Girls as young as six aspire to be sexy. A recent US study may have unlocked WHY they want to be sexy. And better yet, they may have some ideas that work to protect our daughters from precocious sexualisation.
I saw this on HuffPo and found it really interesting. The study used two dolls – a sexily dressed doll and a trendy, but loose-fitting dressed doll – and girls were asked questions and use the dolls to answer those questions.
I’ve written about this topic before and to be honest, the sexualisation of our children is one of those hot button topics that get me in a rage. An easy, obvious place to lay some of the blame is the revolting music videos that saturate the industry and that our kids are exposed to.

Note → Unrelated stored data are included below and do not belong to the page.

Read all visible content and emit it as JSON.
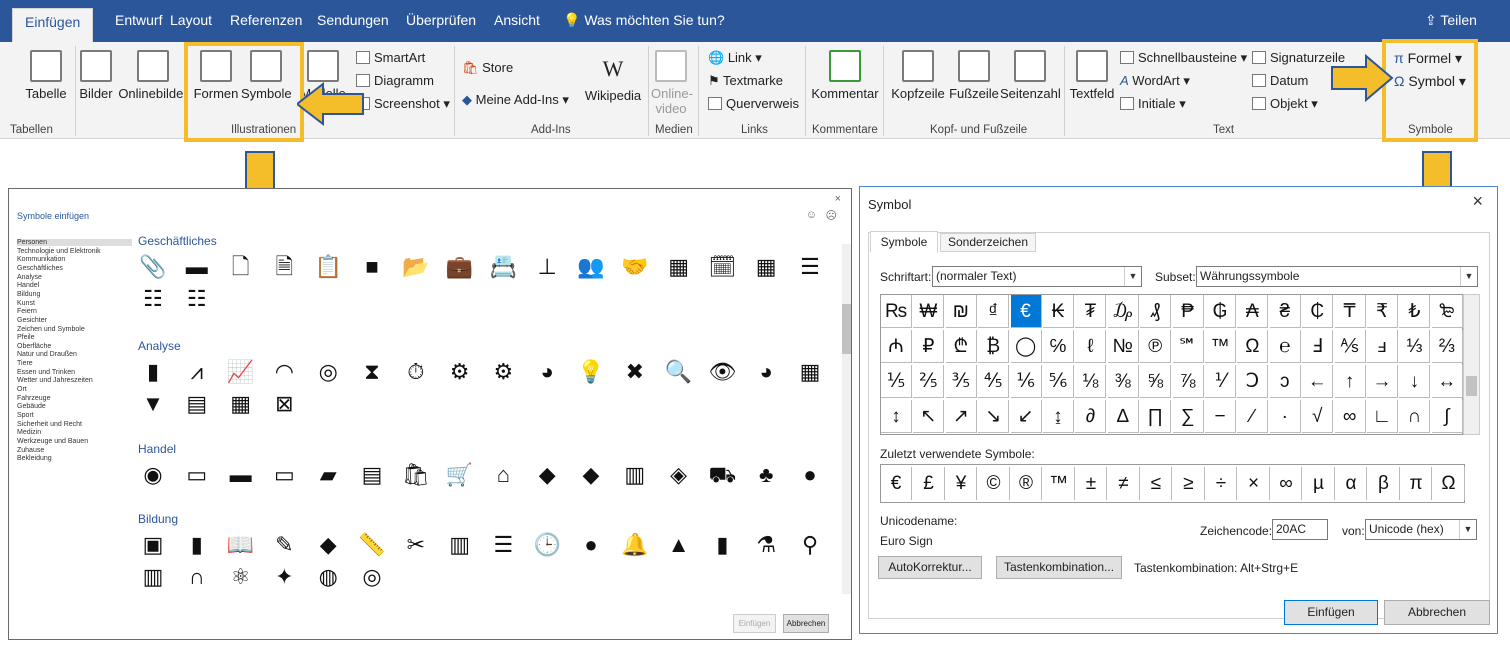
{
  "tabs": [
    "Einfügen",
    "Entwurf",
    "Layout",
    "Referenzen",
    "Sendungen",
    "Überprüfen",
    "Ansicht"
  ],
  "tell_me": "Was möchten Sie tun?",
  "share": "Teilen",
  "ribbon": {
    "tabelle": "Tabelle",
    "bilder": "Bilder",
    "onlinebilder": "Onlinebilder",
    "formen": "Formen",
    "symbole": "Symbole",
    "modelle": "Modelle",
    "smartart": "SmartArt",
    "diagramm": "Diagramm",
    "screenshot": "Screenshot",
    "store": "Store",
    "meine_addins": "Meine Add-Ins",
    "wikipedia": "Wikipedia",
    "onlinevideo": "Online-video",
    "link": "Link",
    "textmarke": "Textmarke",
    "querverweis": "Querverweis",
    "kommentar": "Kommentar",
    "kopfzeile": "Kopfzeile",
    "fusszeile": "Fußzeile",
    "seitenzahl": "Seitenzahl",
    "textfeld": "Textfeld",
    "schnellbausteine": "Schnellbausteine",
    "wordart": "WordArt",
    "initiale": "Initiale",
    "signaturzeile": "Signaturzeile",
    "datum": "Datum",
    "objekt": "Objekt",
    "formel": "Formel",
    "symbol": "Symbol",
    "groups": {
      "tabellen": "Tabellen",
      "illustrationen": "Illustrationen",
      "addins": "Add-Ins",
      "medien": "Medien",
      "links": "Links",
      "kommentare": "Kommentare",
      "kopf": "Kopf- und Fußzeile",
      "text": "Text",
      "symbole": "Symbole"
    }
  },
  "insert_icons": {
    "title": "Symbole einfügen",
    "sidebar": [
      "Personen",
      "Technologie und Elektronik",
      "Kommunikation",
      "Geschäftliches",
      "Analyse",
      "Handel",
      "Bildung",
      "Kunst",
      "Feiern",
      "Gesichter",
      "Zeichen und Symbole",
      "Pfeile",
      "Oberfläche",
      "Natur und Draußen",
      "Tiere",
      "Essen und Trinken",
      "Wetter und Jahreszeiten",
      "Ort",
      "Fahrzeuge",
      "Gebäude",
      "Sport",
      "Sicherheit und Recht",
      "Medizin",
      "Werkzeuge und Bauen",
      "Zuhause",
      "Bekleidung"
    ],
    "categories": [
      {
        "name": "Geschäftliches",
        "icons": [
          "📎",
          "▬",
          "🗋",
          "🗎",
          "📋",
          "■",
          "📂",
          "💼",
          "📇",
          "⊥",
          "👥",
          "🤝",
          "▦",
          "🗓",
          "▦",
          "☰",
          "☷",
          "☷"
        ]
      },
      {
        "name": "Analyse",
        "icons": [
          "▮",
          "⩘",
          "📈",
          "◠",
          "◎",
          "⧗",
          "⏱",
          "⚙",
          "⚙",
          "◕",
          "💡",
          "✖",
          "🔍",
          "👁",
          "◕",
          "▦",
          "▼",
          "▤",
          "▦",
          "⊠"
        ]
      },
      {
        "name": "Handel",
        "icons": [
          "◉",
          "▭",
          "▬",
          "▭",
          "▰",
          "▤",
          "🛍",
          "🛒",
          "⌂",
          "◆",
          "◆",
          "▥",
          "◈",
          "⛟",
          "♣",
          "●"
        ]
      },
      {
        "name": "Bildung",
        "icons": [
          "▣",
          "▮",
          "📖",
          "✎",
          "◆",
          "📏",
          "✂",
          "▥",
          "☰",
          "🕒",
          "●",
          "🔔",
          "▲",
          "▮",
          "⚗",
          "⚲",
          "▥",
          "∩",
          "⚛",
          "✦",
          "◍",
          "◎"
        ]
      }
    ],
    "insert": "Einfügen",
    "cancel": "Abbrechen"
  },
  "symbol_dialog": {
    "title": "Symbol",
    "tab_symbols": "Symbole",
    "tab_special": "Sonderzeichen",
    "font_label": "Schriftart:",
    "font_value": "(normaler Text)",
    "subset_label": "Subset:",
    "subset_value": "Währungssymbole",
    "rows": [
      [
        "₨",
        "₩",
        "₪",
        "₫",
        "€",
        "₭",
        "₮",
        "₯",
        "₰",
        "₱",
        "₲",
        "₳",
        "₴",
        "₵",
        "₸",
        "₹",
        "₺",
        "₻"
      ],
      [
        "₼",
        "₽",
        "₾",
        "₿",
        "◯",
        "℅",
        "ℓ",
        "№",
        "℗",
        "℠",
        "™",
        "Ω",
        "℮",
        "Ⅎ",
        "⅍",
        "ⅎ",
        "⅓",
        "⅔"
      ],
      [
        "⅕",
        "⅖",
        "⅗",
        "⅘",
        "⅙",
        "⅚",
        "⅛",
        "⅜",
        "⅝",
        "⅞",
        "⅟",
        "Ↄ",
        "ↄ",
        "←",
        "↑",
        "→",
        "↓",
        "↔"
      ],
      [
        "↕",
        "↖",
        "↗",
        "↘",
        "↙",
        "↨",
        "∂",
        "∆",
        "∏",
        "∑",
        "−",
        "∕",
        "∙",
        "√",
        "∞",
        "∟",
        "∩",
        "∫"
      ]
    ],
    "recent_label": "Zuletzt verwendete Symbole:",
    "recent": [
      "€",
      "£",
      "¥",
      "©",
      "®",
      "™",
      "±",
      "≠",
      "≤",
      "≥",
      "÷",
      "×",
      "∞",
      "µ",
      "α",
      "β",
      "π",
      "Ω"
    ],
    "unicode_name_label": "Unicodename:",
    "unicode_name": "Euro Sign",
    "code_label": "Zeichencode:",
    "code_value": "20AC",
    "from_label": "von:",
    "from_value": "Unicode (hex)",
    "autokorrektur": "AutoKorrektur...",
    "tastenkombination": "Tastenkombination...",
    "shortcut_text": "Tastenkombination: Alt+Strg+E",
    "insert": "Einfügen",
    "cancel": "Abbrechen"
  },
  "colors": {
    "accent": "#2b579a",
    "highlight": "#f4bd2a",
    "selected": "#0078d7"
  }
}
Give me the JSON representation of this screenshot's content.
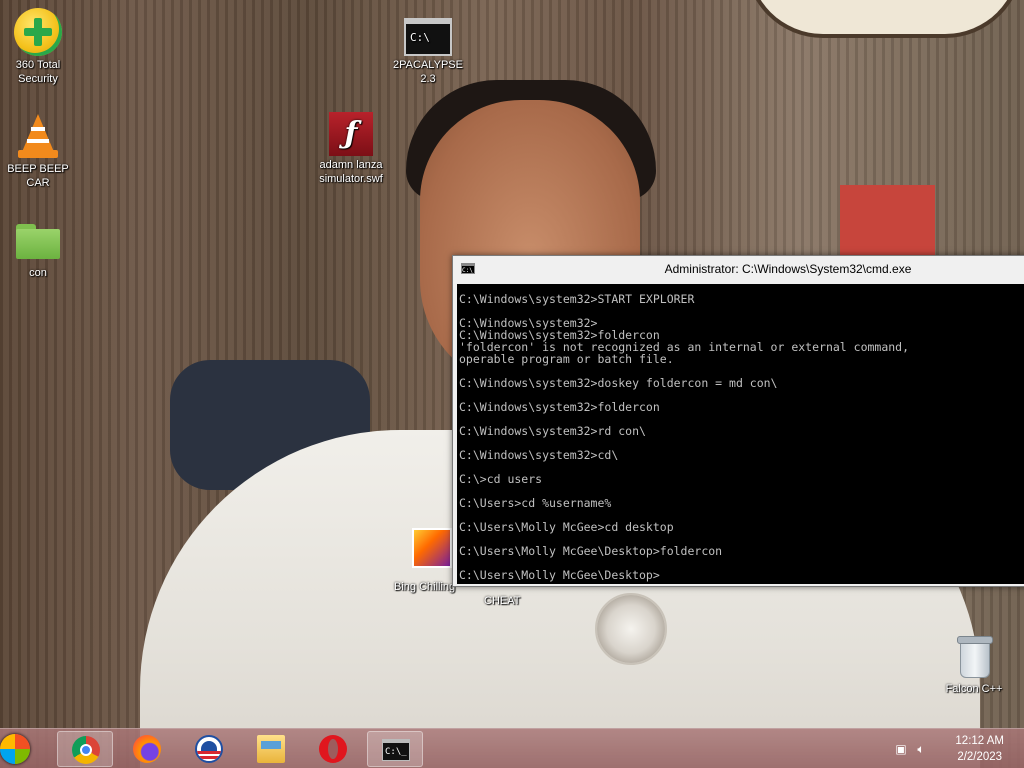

Things researchers in the US study found that contribute to girls aspiring to be sexy:
- sexy is equated with popularity at school
- mothers who comment about their own weight and appearance are a factor
- media consumption is also a factor contributing to higher rates of aspiring to be sexy
Factors that seem to point to protecting girls against sexualisation:
- mothers who use media as a teaching moment
- mothers who are religious
- girls with limited access to TV and movies
Go to the Huffington Post to read the article in full (highly recommended).

Interesting article. I do think there is a lot we can do as parents to protect our children from this – all is not lost! We just need to be there to moderate what our kids are exposed to and to be open to using media for our own purposes. We have so much more available to us now than when we were kids but that can be a good thing too. Kids don’t need to watch TV to keep up with current music. So, for eg, instead of plonking the kids down in front of a music TV show, we do things like have Friday night music night where we all take turns choosing songs for a playlist on youtube. So then everyone gets to see exactly what they want without wading through the crap that’s on TV and it’s supervised (and I get the chance to indoctrinate my kids into the music *I* like!)
Penny, I couldn’t agree more! I should point out, so far, this is a small study done by a midwest US college, not a big university with well-resourced researchers. But it still raises interesting points, and the most encouraging is that parents CAN still influence their children and raise them with the values of their choosing. As you succinctly point out – all is not lost!
I fear many parents feel powerless against the onslaught of the mass media. At times, I do. For example, when my husband drives to work with the children in the back seat, my 7 and 6 year olds read the billboards as we pass by. One is for a topless bar in Fortitude Valley and features the words “sexy” along with a scantily clad woman. Middle child asked what “sexy” meant. It was a sad moment that was fobbed off with, “Grown-up stuff, mate”.
But we are determined and we still have the greatest influence over our young children, so we will continue to exploit that influence! (good to be blogging again and nice to see you Penny! Thinking of you during the Tour de France!).